Methods: We used elemental and BSE maps of polished thin sections (pts) to determine modes of minerals (enstatite, olivine, Fe,Ni-metal, troilite,…) in: Bensour (LL6), Mt. Tazerzait (L5), Tamdakht (H5), LEW 88180 (EH5), NWA 974 (E6), NWA 953 (R3). Elemental maps were collected using a JEOL JXA-8900 electron probe micro-analyzer (EPMA) at Waseda University (WU). Modes were determined manually using grids overlain on the pts maps in a graphics program. The compositions of major minerals were analyzed using the WU EPMA. We calculated moles of Fe in each mineral using the mineral compositions, published molar volumes and the modes.
We also used wet chemical analyses of chondrite whole rocks from two data sets: one collected and compiled by the Smithsonian Museum, US [2], and the other by the National Institute of Polar Research (NIPR), Japan [3]. In these analyses, FeO, Fe-metal and FeS were determined directly.
A reaction space approach [4,5] was used to identify the main reactions possible between minerals and O- and S-rich gas in E, O and R chondrites. The reacting system consists of the following phases and solid solution vectors: NaAlSi3O8, CaMgSi2O6, MgSiO3, AlAlMg-1Si-1, SiO2, O-rich gas, S-rich gas, FeMg-1, Fe-metal, FeS, CaAlNa-1Si-1 and Mg2SiO4. These phases can be described by the components: Na, Ca, Mg, Al, Si, O2, S2 and Fe. In this system, all transfers of mass between the silicate, sulfide and metal subsystems can be described as progress along two reactions: (Rm) Mg2SiO4 + 2 FeMg-1 = 2 Fe + SiO2 + O2; and (Rs) Mg2SiO4 + 2 FeMg-1 + S2 = 2 FeS + SiO2 + O2. Increasing reduction is indicated by progress on Rm, increasing sulfidation by progress on Rs, and oxidizing conditions are indicated by minor progress on both reactions. Progress on Rm is designated by Xm and ranges from 0 to 1; likewise, Xs shows progress on Rs.

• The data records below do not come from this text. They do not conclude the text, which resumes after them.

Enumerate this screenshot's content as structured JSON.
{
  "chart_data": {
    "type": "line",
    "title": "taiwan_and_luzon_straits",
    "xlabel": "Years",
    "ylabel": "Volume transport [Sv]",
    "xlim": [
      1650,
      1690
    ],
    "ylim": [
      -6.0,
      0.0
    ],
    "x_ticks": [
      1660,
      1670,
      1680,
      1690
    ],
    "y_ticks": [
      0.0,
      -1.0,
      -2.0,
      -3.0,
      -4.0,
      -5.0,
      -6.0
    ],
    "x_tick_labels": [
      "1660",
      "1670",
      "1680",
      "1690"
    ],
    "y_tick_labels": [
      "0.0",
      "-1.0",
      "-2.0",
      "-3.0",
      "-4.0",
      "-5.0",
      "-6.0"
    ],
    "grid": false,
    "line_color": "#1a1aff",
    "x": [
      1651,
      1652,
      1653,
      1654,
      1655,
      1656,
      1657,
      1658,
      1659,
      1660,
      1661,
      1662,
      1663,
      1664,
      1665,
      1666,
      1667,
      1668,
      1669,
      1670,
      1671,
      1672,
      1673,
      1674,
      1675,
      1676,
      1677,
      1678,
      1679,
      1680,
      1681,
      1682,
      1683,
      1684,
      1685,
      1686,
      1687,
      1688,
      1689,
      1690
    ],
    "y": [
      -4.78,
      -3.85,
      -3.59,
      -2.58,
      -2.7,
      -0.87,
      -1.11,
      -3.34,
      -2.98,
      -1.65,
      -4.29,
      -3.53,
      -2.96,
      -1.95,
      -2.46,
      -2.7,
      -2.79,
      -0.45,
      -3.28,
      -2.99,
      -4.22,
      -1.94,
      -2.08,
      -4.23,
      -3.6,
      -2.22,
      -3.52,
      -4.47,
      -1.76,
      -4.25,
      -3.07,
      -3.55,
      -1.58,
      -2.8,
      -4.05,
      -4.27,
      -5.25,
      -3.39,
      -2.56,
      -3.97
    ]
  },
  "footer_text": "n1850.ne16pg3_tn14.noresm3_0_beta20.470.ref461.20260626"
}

Results: Fe-speciation determined from all three data sets indicate wide variations in FeO/Fe-metal (Xm from 0 to 1) and limited variations in FeO/FeS (Xs mostly from 0.1 to 0.3). The results from most oxidized to most reduced are: R-, LL-, L-, H-, E-chondrites, in agreement with [1].
Considering a model for flow of ice and other materials in the solar nebula [6], the extent of oxidation was high at an evaporation front. In this model, evaporation of H2O-ice caused the local gas to become enriched in H2O, increasing the oxygen fugacity of the gas. With more oxygen present in the gas, Rm could proceed to the left, transferring Fe from metal to silicates. The R chondrites could have formed just inside of the evaporation front, where the gas was enriched in H2O-vapor. Ordinary and enstatite chondrites might have formed farther inward from the evaporation front.
References: [1] McSween H.Y. and Huss G.R. (2010) Cosmochemistry, Cambridge, 217-218. [2] Jarosewich E. (2006) MaPS 41:1381-1382. [3] Yanai K. and Kojima H. (1995) Catalog of the Antarctic Meteorites, NIPR, 230 p. [4] Thompson J.B. et al (1982) JPetrol vol. 23: 1-27. [5] Fagan T.J. and Day H.W. (1997) Geology 25: 395-398. [6] Cuzzi J.N. and Zahnle K.J. (2004) AstrophysicalJ vol. 614: 490-496.